Piłka nożna: Jak Śląsk trenuje w Spale (ZDJĘCIA)

Mariusz Wiśniewski
Trener Orest Lenczyk, spec od treningowych rozmaitości
Trener Orest Lenczyk, spec od treningowych rozmaitości fot. krystyna pączkowska/śląsk wrocław
- Zaczęło padać, jak wracaliśmy ze środowego treningu na boisku - usprawiedliwiał się na dzień dobry z dziennikarzami z panującej aury w Spale Zbigniew Słobodzian, kierownik piłkarskiego Śląska.

Krajobraz w Spale rzeczywiście był zupełnie odmienny od tego we Wrocławiu. I nie chodziło tylko o otaczające Ośrodek Przygotowań Olimpijskich lasy, ale o śnieg i temperaturę. Kiedy we Wrocławiu czuć było wiosnę, w Spale był środek zimy.

- Warunki są tutaj naprawdę doskonałe. Gdyby tak nie było, to by się nie zjeżdżali tutaj na przykład olimpijczycy - opowiada Słobodzian. - Właśnie są tutaj Monika Pyrek, Anna Rogowska oraz Szymon Ziółkowski. Jak widziałem wczoraj, ile je Ziółkowski na kolację, to się przeraziłem. Można z głodu umrzeć. Ale on pewnie dobrze wie, co i kiedy ma jeść - dodaje.

ZOBACZ NASZ SERWIS SPECJALNY O ŚLĄSKU WROCŁAW

Ośrodek w Spale rzeczywiście robi wrażenie. Sportowcy nie muszą się ruszać z hotelu, bowiem jest on połączony z kilkoma halami, na których mogą trenować. Jest więc hala lekkoatletyczna z bieżnią, ogromna hala z trzema boiskami do siatkówki oraz siłownią, wyposażoną na życzenie trenera Raula Lozano za 360 tys. złotych, i kilka mniejszych, ale nie ciasnych sal, np. do zapasów. Na jednej z nich o 9.30 piłkarze Śląska mieli zaplanowany pierwszy trening. Zajęcia zaczęły się jednak pół godziny później.

- W środę Remek Jezierski oraz Sebastian Dudek mieli urodziny. I wszystko jasne - śmiali się dziennikarze.

Kierownik zespołu szybko wyjaśniał: - Trener nie pozwala im się nawet piwa napić. Ale co robili w nocy w pokoju, to już nie wiemy.
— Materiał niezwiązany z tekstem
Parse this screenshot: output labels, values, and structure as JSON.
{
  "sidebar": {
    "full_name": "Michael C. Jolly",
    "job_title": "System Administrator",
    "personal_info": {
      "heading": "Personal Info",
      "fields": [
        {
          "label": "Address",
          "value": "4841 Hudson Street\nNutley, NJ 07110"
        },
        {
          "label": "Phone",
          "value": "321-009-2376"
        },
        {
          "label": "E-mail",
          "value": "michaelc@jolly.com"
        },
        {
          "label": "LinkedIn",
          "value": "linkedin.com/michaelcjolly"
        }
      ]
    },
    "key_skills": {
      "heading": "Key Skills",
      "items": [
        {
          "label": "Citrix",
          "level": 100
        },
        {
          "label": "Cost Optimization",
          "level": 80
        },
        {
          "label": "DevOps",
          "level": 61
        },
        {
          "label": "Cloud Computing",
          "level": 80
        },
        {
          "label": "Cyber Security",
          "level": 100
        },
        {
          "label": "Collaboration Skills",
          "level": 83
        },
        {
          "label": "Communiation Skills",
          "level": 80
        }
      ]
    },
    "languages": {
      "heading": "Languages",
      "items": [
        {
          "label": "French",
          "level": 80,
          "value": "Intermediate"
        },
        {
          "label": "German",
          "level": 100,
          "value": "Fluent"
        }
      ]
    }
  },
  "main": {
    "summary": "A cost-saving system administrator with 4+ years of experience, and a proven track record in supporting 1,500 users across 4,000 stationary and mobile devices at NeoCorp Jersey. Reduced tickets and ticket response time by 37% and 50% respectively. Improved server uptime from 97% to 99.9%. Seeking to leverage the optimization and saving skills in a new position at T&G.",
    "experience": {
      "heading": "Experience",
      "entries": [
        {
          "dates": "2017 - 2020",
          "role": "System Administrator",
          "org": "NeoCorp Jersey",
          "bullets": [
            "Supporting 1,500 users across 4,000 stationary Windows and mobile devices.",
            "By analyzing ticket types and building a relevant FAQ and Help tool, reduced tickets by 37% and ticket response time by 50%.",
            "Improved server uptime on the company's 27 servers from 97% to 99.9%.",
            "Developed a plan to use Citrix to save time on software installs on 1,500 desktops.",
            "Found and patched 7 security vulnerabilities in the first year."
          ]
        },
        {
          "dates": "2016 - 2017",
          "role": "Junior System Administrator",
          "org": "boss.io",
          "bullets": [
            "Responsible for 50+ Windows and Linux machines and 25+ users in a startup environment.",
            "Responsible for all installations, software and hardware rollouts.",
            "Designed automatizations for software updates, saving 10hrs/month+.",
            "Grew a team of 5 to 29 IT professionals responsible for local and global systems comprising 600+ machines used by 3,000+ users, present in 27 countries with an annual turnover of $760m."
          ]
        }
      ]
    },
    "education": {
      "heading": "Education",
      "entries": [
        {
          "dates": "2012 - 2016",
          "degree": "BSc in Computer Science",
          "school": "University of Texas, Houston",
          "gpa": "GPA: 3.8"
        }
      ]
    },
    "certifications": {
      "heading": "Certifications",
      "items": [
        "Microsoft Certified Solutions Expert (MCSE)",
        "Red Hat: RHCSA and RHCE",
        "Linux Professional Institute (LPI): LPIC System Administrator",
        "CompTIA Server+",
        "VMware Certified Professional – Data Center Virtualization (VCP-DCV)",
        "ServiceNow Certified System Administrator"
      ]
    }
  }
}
Nikt ich nie kontroluje, bo są dorośli. Wiedzą, że jak się nie będą starali, to prędzej czy później oni stracą, a nie zespół.
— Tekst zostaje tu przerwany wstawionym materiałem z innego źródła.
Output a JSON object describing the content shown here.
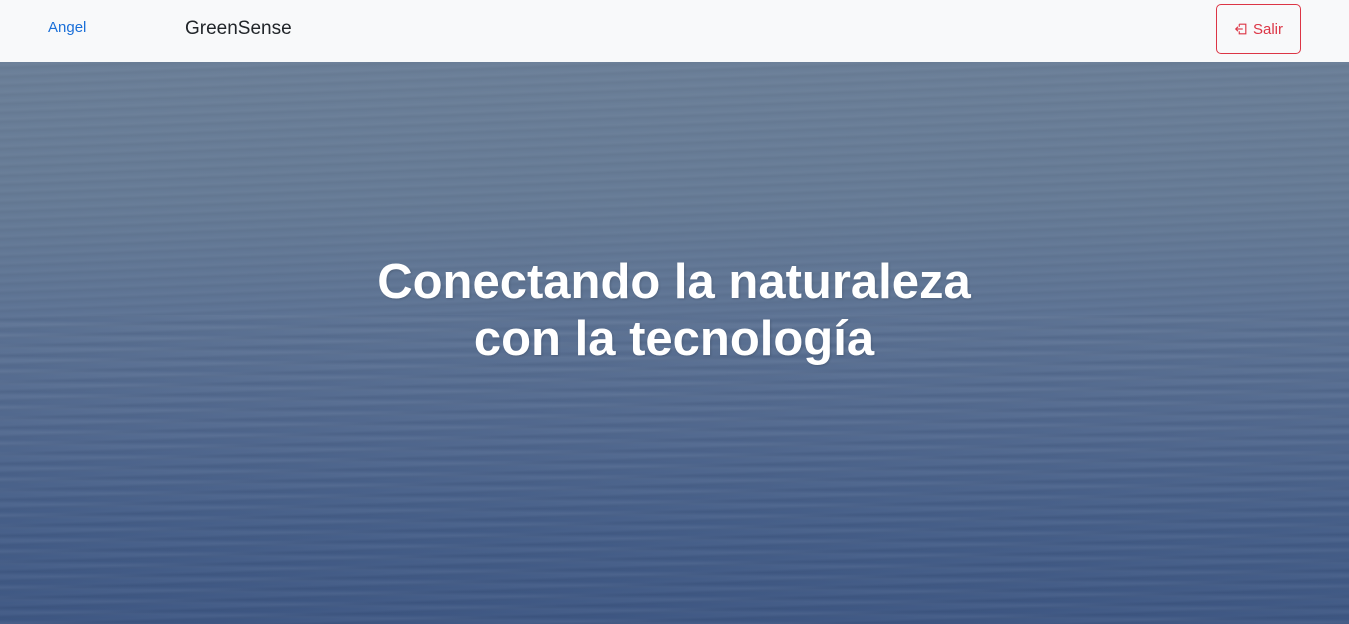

Trening mógł mocno zaskoczyć. A przynajmniej tych, którzy pamiętali zajęcia pod wodzą Ryszarda Tarasiewicza. Była gimnastyka, siła, również elementy skoczności. Najwięcej emocji wśród piłkarzy wywołały walki o ogromny worek gimnastyczny.

- A teraz walka wieczoru! - zakomunikował trener Orest Lenczyk. - Waldek walczy z Sebastianem!
Chodziło o Waldemara Sobotę i Sebastiana Milę. Mimo iż ten drugi miał przewagę w wadze, musiał się wiele natrudzić, aby przeciągnąć worek na swoją stronę. Walka wzbudziła wiele emocji wśród pozostałych zawodników.

- Dzisiaj treningi wyglądały tak, a jutro będzie już inaczej. Trener Lenczyk lubuje się w tego typu zajęciach - wyjaśniał drugi trener Śląska, Marek Wleciałowski.

Kierownik zespołu opowiadał: - Treningi lekkoatletów przy piłkarzach wyglądają jak niewinne zajęcia. Byłem podpatrzeć jedne zajęcia i w hali, mimo iż było z 50 sportowców, panowała cisza. U nas prawie ciągle jest głośno.

Jarosław Szandrocho, fizjoterapeuta zespołu Śląska, opowiada: - Zajęcia są intensywne, ale bardzo urozmaicone. Generalnie mamy dwa treningi dziennie, ale niektórzy ćwiczą dodatkowo z doktor Ewą Bieć.

Indywidualne treningi w dalszym ciągu ma Cristian Diaz, chociaż akurat w czwartek uczestniczył w zajęciach z całą drużyną. Do ćwiczeń z pełnym obciążeniem Argentyńczyk ma wrócić w sobotę. Niestety, na kłopoty z niedawno kontuzjowanym kolanem narzeka Antoni Łukasiewicz.
- Najprawdopodobniej wynika to z tego, że zaczął za intensywnie trenować. Musi trochę odpuścić i powinno być wszystko dobrze - wyjaśnia Szandrocho.

Piłkarze Śląska w Spale nie tylko się gimnastykują i dźwigają ciężary, ale też grają w piłkę. Podczas środowej gierki w hali Tadeusz Socha z takim poświęceniem walczył o piłkę, że upadł na łokieć, rozciął skórę i pojechał do szpitala.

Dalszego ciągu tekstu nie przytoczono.